During the “big finish” of the video, the two groups join in together on their presently shared choreography, having found peace and common ground through this understanding of the “no scrubs” code that has, evidently, been updated to “no broke boys.” A concept Destiny’s Child also spoke to on “Bills Bills Bills,” which, incidentally, was released the same year as “No Scrubs”—but the former put their single out in May of 1999, two months after “No Scrubs” had already caused shock and delight around the world (though mainly in the United States, where a “response song” like “No Pigeons” “had to be” released in order to “keep women in check,” or some such bullshit male logic).

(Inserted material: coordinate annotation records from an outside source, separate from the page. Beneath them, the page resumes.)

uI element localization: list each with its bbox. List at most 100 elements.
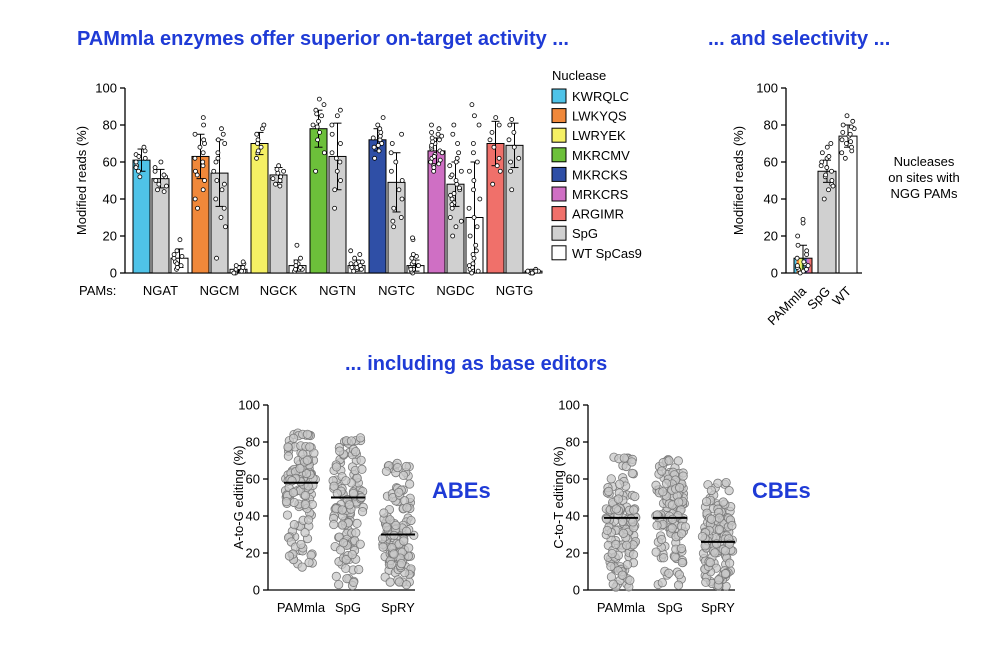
swarm-point [661,478,672,488]
swarm-point [396,558,407,569]
data-point [450,131,456,137]
data-point [375,122,381,128]
data-point [447,163,453,169]
swarm-point [338,538,349,548]
data-point [200,115,206,120]
swarm-point [344,500,355,510]
data-point [391,224,397,230]
data-point [525,268,531,274]
data-point [156,181,162,187]
swarm-point [289,497,299,508]
legend-swatch [551,147,567,163]
swarm-point [615,479,625,489]
data-point [475,268,481,274]
data-point [133,165,139,170]
data-point [509,117,515,122]
swarm-point [288,487,298,498]
swarm-point [701,496,712,507]
swarm-point [284,551,295,561]
y-tick-label: 40 [764,192,778,207]
swarm-point [718,497,728,507]
data-point [329,122,335,128]
swarm-point [714,513,724,523]
y-tick-label: 60 [103,155,117,170]
swarm-point [602,525,612,536]
y-tick-label: 40 [566,509,580,524]
legend-swatch [551,108,567,124]
legend-label: MKRCMV [572,148,630,163]
data-point [240,259,246,265]
y-tick-label: 20 [764,229,778,244]
swarm-point [302,455,312,465]
swarm-point [405,479,415,489]
data-point [298,255,303,261]
data-point [315,137,320,143]
data-point [466,263,472,269]
data-point [471,215,477,220]
pam-label: NGAT [143,283,178,298]
swarm-point [674,497,684,507]
swarm-point [402,503,412,513]
data-point [436,126,442,132]
data-point [178,263,184,269]
data-point [202,178,207,183]
y-tick-label: 60 [566,472,580,487]
data-point [192,131,198,137]
data-point [137,174,143,180]
data-point [398,215,404,220]
data-point [439,133,445,139]
swarm-point [677,528,687,539]
data-point [839,137,845,143]
swarm-point [628,550,639,560]
data-point [506,137,512,143]
data-point [516,155,522,161]
data-point [273,181,278,187]
data-point [375,142,381,148]
swarm-point [381,466,391,476]
y-tick-label: 100 [756,81,778,96]
data-point [458,218,464,224]
data-point [431,165,437,170]
data-point [211,168,217,174]
category-label: SpG [335,600,361,615]
swarm-point [627,468,637,478]
y-tick-label: 40 [246,509,260,524]
swarm-point [332,488,342,499]
data-point [840,122,846,128]
data-point [416,263,421,269]
legend-label: LWRYEK [572,128,626,143]
legend-label: MKRCKS [572,167,628,182]
data-point [297,265,303,270]
y-tick-label: 100 [95,81,117,96]
data-point [830,183,836,189]
swarm-point [720,569,731,579]
data-point [829,178,835,183]
data-point [218,215,224,220]
data-point [494,163,500,169]
data-point [453,178,459,183]
data-point [489,129,495,135]
swarm-point [611,539,621,549]
category-label: WT [829,283,854,308]
swarm-point [300,527,310,538]
swarm-point [406,515,416,526]
data-point [795,242,801,248]
data-point [393,159,399,165]
data-point [293,263,299,269]
data-point [391,205,397,211]
data-point [389,141,395,146]
y-tick-label: 80 [566,435,580,450]
data-point [848,139,854,145]
data-point [192,155,198,161]
pam-label: NGCK [260,283,298,298]
data-point [321,102,327,108]
data-point [371,144,377,150]
swarm-point [282,510,293,520]
data-point [496,122,502,128]
y-tick-label: 0 [253,583,260,598]
data-point [436,161,442,167]
swarm-point [389,549,399,559]
swarm-point [399,536,409,546]
y-axis-label: Modified reads (%) [731,126,746,235]
category-label: SpG [657,600,683,615]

But Tinashe actually succeeds more deftly than Destiny’s Child at distilling and repurposing what TLC already said, refreshing their message with the upbeat chorus, “No broke boys, no new friends/I’m that pressure, give me my tens/Ain’t no lie, ain’t no shade/Fuck on me, then you know he paid/Looks so good, makes no sense/Bad ass bitch, with my bad ass friends/No broke boys, ain’t no shade/Fuck on me, then you know he paid.” All sung in a very “cheerleader chant” sort of way.
By the final frame of the video, however, Tinashe is walking all alone down the fifty-yard line—yet another indication that she’d rather be a “lone” wolf/cheerleader than settle for some dusty football player who’s going to end up as a used car salesman rather than a Travis Kelce. Hey, no one ever said capitalism and “love” weren’t inextricably linked. Least of all TLC.